Uno de los aspectos de la mortificación interior, que exige libertad y desprendimiento de sí mismo, es vivir según el Evangelio, tal cual, sin adiciones ni problemas de exégesis tibia. Se entra así en la dinámica martirial (testimonial por tanto, de la Verdad) inherente a la existencia cristiana:

“Aunque son pocos relativamente los llamados al sacrificio supremo, existe sin embargo "un testimonio de coherencia que todos los cristianos deben estar dispuestos a dar cada día, incluso a costa de sufrimientos y de grandes sacrificios" (Veritatis splendor, n. 93).

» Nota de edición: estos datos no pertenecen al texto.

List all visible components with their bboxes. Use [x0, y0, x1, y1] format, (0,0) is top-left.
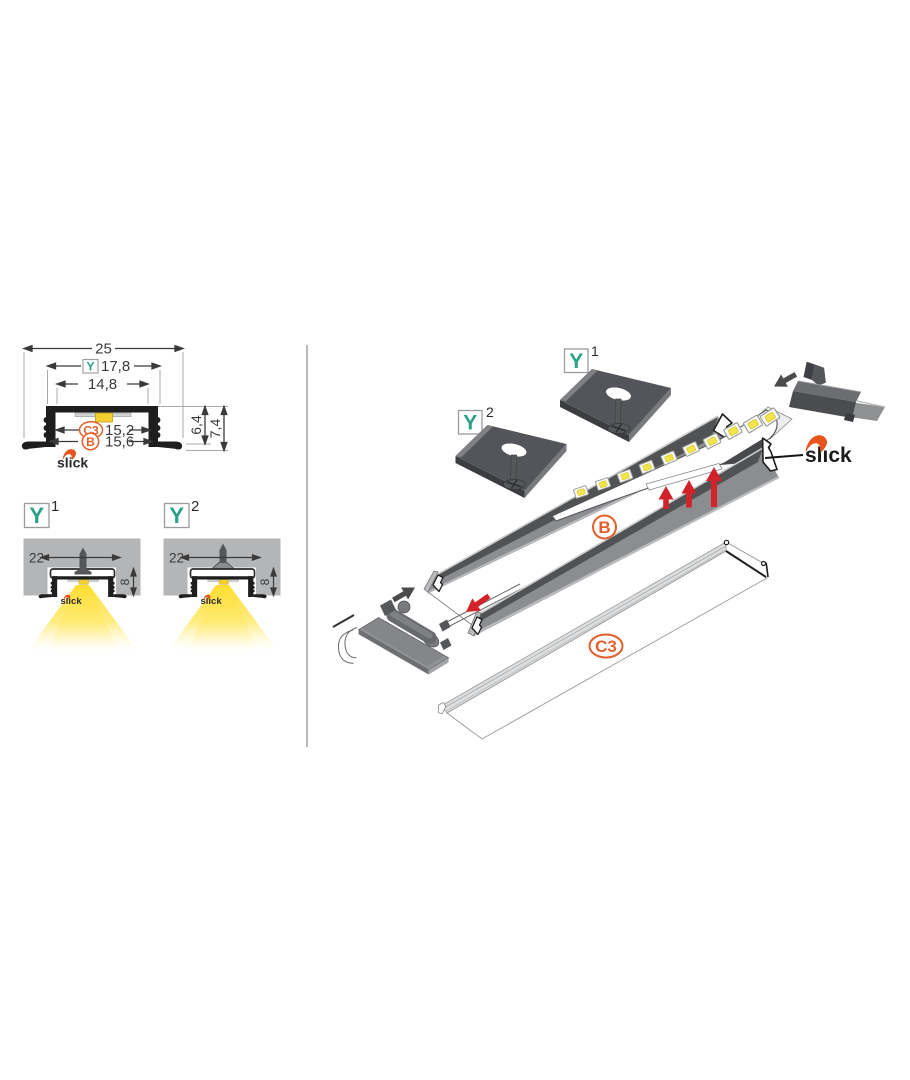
- svg-text:15,6: 15,6: [105, 434, 134, 451]
- svg-text:2: 2: [486, 404, 494, 420]
- svg-text:14,8: 14,8: [88, 376, 117, 393]
- svg-text:22: 22: [169, 551, 184, 566]
- svg-text:Y: Y: [463, 411, 477, 434]
- svg-text:Y: Y: [29, 503, 44, 528]
- svg-text:slick: slick: [61, 596, 83, 607]
- svg-text:8: 8: [118, 578, 132, 585]
- svg-text:22: 22: [29, 551, 44, 566]
- svg-text:2: 2: [191, 498, 199, 515]
- svg-text:Y: Y: [169, 503, 184, 528]
- svg-text:8: 8: [258, 578, 272, 585]
- svg-text:1: 1: [51, 498, 59, 515]
- svg-text:C3: C3: [595, 637, 617, 656]
- svg-text:1: 1: [591, 343, 599, 359]
- svg-text:7,4: 7,4: [207, 419, 223, 439]
- svg-text:Y: Y: [569, 350, 583, 373]
- svg-text:Y: Y: [86, 360, 94, 374]
- svg-text:slick: slick: [805, 444, 852, 467]
- svg-text:25: 25: [95, 341, 112, 358]
- svg-text:slick: slick: [201, 596, 223, 607]
- svg-text:B: B: [598, 518, 610, 537]
- svg-text:6,4: 6,4: [188, 415, 204, 435]
- svg-text:17,8: 17,8: [101, 358, 130, 375]
- svg-text:B: B: [86, 435, 95, 449]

Realmente, a veces hace falta un esfuerzo heroico para no ceder, incluso en la vida diaria, ante las dificultades y las componendas, y para vivir el Evangelio sin glosa” (Juan Pablo II, Ángelus, 29-agosto-2004).

Aquí está el martirio: “vivir el Evangelio sin glosa”. Es decir, tomarlo tal cual, sin interpretaciones acomodaticias que lo vuelvan cómodo, fácil, agradable, aguando el vino del Evangelio, convirtiéndolo en una sal sosa, en una fuerza inmóvil. El proceso que degenera en tibieza y en mediocridad es traer el Evangelio hasta mí y amoldarlo a lo que yo vivo y soy y siento, en lugar de ser yo el que me sitúe frente a Él y ser yo quien me amolde y configure a Él. El proceso degenera en falta de calidad cristiana, de elevación espiritual, cuando lo que el Evangelio me presenta lo interpreto como “exageraciones” ("no hay que exagerar", "Dios no pide tanto", "Dios es Padre..."), tal vez de otros tiempos, pero que hoy apenas tienen sentido. Lo interpreto rebajándolo, lo traduzco según me deje igual y no me vaya a cuestionar ni me pida cambiar. Tomo el Evangelio pero no lo tomo en su integridad y belleza, sino seleccionando páginas, elaborando mi propio canon dentro del canon. Y esto, que se hace tanto en la “exégesis más profesional y científica” como en la predicación, ocurre igualmente en el plano personal. Se pretende convivir con el Evangelio y con la mentalidad (secularizada) del mundo; se busca lograr una síntesis moderna del Evangelio eludiendo el aspecto básico: “el negarse a sí mismo”. ¿En qué se queda el Evangelio, en qué queda Cristo mismo? En un simple manual filantrópico, en un bello libro de ejemplos para ser buenos, solidarios, transformar el mundo (¡pero sin transformar a la persona por la conversión!); es un antropocentrismo que nada que tiene ver con el humanismo cristiano; es el liberalismo como clave de interpretación de todo.

“Vivir el Evangelio sin glosa”: entonces es cuando Cristo se convierte en la medida de todo, esto es, del pensar, del ser, del actuar, del decidir. Habrá que volver en otra ocasión sobre este tema.